Seven Muslim organisations had charged editor in chief Carsten Juste and culture editor Flemming Rose with racism in civil suit.
The court said the organisations had not proven that the drawings or the accompanying articles had intentionally offended Muslims.
The decision is the third time the Muslim organisations have had their efforts to have the newspaper charged with racism turned down by the courts. They will appeal today's decision.
The courts rejected other attempts to have the paper tried for criminal charges of blasphemy, racism and hate speech.
The decision came as no surprise to Juste.
'Anything other than an acquittal would have been a catastrophe for freedom of the press,' he said. 'You can say what you want about the drawings and the decision to publish them, but the paper's inalienable right to do so has been confirmed by the courts.'
Representatives from Muslim organisations were disappointed with the decision, but said they would respect it. Others said they feared it would re-open sores created by violent protests against Denmark earlier this year.

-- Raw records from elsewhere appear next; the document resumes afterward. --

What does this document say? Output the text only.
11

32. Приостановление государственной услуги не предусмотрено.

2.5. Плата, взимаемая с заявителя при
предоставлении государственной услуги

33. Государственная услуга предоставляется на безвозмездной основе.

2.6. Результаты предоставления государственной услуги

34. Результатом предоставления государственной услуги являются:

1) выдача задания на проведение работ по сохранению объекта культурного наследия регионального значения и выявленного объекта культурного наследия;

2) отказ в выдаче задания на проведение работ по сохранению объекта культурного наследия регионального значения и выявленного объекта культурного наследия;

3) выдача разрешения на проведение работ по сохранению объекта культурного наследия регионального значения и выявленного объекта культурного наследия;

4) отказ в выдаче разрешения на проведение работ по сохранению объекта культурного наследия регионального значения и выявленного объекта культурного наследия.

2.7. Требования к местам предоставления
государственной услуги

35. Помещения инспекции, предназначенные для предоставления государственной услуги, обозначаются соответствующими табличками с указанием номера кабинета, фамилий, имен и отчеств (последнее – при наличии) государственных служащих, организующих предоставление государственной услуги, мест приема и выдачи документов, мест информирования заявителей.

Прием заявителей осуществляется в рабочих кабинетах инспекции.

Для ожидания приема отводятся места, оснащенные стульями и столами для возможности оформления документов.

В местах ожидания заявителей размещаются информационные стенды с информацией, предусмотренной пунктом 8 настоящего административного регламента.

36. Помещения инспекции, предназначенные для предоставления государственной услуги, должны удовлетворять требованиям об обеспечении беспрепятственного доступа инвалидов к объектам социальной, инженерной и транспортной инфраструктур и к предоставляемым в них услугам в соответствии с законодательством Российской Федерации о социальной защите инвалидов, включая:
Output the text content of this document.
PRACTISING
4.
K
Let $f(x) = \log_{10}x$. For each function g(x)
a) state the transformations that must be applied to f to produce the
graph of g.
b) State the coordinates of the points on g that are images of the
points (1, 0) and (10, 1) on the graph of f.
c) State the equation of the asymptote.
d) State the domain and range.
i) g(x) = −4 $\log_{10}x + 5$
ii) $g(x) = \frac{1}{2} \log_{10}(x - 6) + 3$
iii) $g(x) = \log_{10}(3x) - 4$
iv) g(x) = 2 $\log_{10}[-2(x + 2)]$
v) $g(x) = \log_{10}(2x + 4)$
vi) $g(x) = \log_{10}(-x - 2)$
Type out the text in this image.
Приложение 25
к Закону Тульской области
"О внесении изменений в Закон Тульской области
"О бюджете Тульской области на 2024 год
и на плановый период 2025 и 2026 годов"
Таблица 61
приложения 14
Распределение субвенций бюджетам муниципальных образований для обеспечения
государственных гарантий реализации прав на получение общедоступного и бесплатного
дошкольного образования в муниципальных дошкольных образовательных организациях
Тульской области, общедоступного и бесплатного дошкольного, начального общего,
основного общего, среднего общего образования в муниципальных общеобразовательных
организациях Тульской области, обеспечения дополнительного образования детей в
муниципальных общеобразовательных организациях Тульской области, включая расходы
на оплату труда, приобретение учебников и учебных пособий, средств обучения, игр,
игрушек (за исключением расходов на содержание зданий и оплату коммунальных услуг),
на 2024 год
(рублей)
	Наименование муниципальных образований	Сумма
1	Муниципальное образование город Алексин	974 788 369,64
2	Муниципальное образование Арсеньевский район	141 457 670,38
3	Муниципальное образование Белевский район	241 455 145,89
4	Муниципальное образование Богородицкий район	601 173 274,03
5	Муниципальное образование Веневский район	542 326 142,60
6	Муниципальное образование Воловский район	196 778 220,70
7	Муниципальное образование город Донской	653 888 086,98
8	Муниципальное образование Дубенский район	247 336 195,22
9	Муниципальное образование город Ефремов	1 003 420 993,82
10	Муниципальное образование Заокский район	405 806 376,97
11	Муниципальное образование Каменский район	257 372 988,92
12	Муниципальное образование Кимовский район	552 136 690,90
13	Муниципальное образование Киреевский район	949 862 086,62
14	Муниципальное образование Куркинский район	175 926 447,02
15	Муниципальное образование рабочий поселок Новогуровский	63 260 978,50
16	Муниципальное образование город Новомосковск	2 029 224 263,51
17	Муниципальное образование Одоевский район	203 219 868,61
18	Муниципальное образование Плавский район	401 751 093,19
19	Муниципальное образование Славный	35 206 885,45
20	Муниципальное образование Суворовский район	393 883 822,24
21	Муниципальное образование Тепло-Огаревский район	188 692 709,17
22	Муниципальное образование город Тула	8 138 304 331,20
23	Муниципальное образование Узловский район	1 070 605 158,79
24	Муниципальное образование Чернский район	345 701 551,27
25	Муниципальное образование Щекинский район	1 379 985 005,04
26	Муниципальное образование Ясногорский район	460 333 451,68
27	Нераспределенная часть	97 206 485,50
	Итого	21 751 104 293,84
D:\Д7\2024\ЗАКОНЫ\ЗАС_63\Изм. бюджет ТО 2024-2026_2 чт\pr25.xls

'The court has given Jyllands-Posten the right to offend Muslims and Muslims' feelings and to associate us with terrorism,' said Kasem Said Ahmad, the spokesman for the Islamic Faith Association, one of the groups bringing charges.
'I don't think anyone will understand the decision,' he added, referring to how it would be received by Muslims in Denmark and abroad.
Ahmad added that his group would use 'all the legal options available to it' to try to overturn the decision and win 'society's understanding' for its position.